Самодержец метал громы и молнии: когда же, наконец, его верные слуги проникнутся подобающим сознанием важности державных предприятий, когда же они будут достойно радеть о троне и отечестве, когда же они станут людьми, государственными мужами, черт побери!..
Проштрафившиеся или без вины виноватые чины стояли с убитым видом, признавая свои грехи, каялись, клятвенно уверяли в своей преданности его императорскому величеству и решимости пресечь всякий разлад и непорядок.
Доколе, вопрошал раздраженный повелитель, вы, господа, будете превратно толковать мое повеление, валить все с больной головы на здоровую, вы, сановные мужи, доколе будете проявлять столь пагубную нерадивость в государственных делах?

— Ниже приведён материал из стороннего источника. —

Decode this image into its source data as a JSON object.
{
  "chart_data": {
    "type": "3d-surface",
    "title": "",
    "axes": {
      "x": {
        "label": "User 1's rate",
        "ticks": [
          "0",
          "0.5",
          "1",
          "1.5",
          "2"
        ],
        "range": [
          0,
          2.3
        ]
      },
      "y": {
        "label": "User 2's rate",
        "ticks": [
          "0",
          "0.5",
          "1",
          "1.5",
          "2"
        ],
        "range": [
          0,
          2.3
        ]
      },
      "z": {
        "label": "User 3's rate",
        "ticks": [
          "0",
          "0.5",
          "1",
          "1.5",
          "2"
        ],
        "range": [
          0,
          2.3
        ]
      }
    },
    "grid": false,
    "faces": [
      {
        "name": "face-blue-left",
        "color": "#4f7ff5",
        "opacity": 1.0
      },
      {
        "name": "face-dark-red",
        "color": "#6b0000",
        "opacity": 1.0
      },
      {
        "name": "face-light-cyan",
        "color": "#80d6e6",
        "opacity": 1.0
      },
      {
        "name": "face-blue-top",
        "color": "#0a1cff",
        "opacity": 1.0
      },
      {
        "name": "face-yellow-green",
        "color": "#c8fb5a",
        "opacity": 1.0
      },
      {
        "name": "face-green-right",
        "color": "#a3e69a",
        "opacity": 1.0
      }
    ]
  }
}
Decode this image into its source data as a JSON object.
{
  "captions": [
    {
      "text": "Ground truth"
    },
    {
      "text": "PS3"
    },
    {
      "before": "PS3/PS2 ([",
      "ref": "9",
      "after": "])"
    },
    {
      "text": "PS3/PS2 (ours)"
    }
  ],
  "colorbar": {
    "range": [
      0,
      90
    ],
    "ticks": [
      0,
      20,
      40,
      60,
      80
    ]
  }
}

Вы, граф, такой-то, вы, князь такой-то, вы, генерал-фельдмаршал!
И начальники будут стоять тише воды, ниже травы, уменьшаясь и умаляясь до микроскопических размеров, боясь встретить давящий, ледяной и грозный взор, готовые провалиться сквозь землю, думая, быть может, о своих прегрешениях, еще и не подозреваемых верховным судьей.
Да, они виноваты, да, они заслужили наказание, иначе непогрешимый император не стал бы произносить гневные речи в их адрес. Если царь-батюшка распекает их, стало быть, за дело, все это ясно, как божий день.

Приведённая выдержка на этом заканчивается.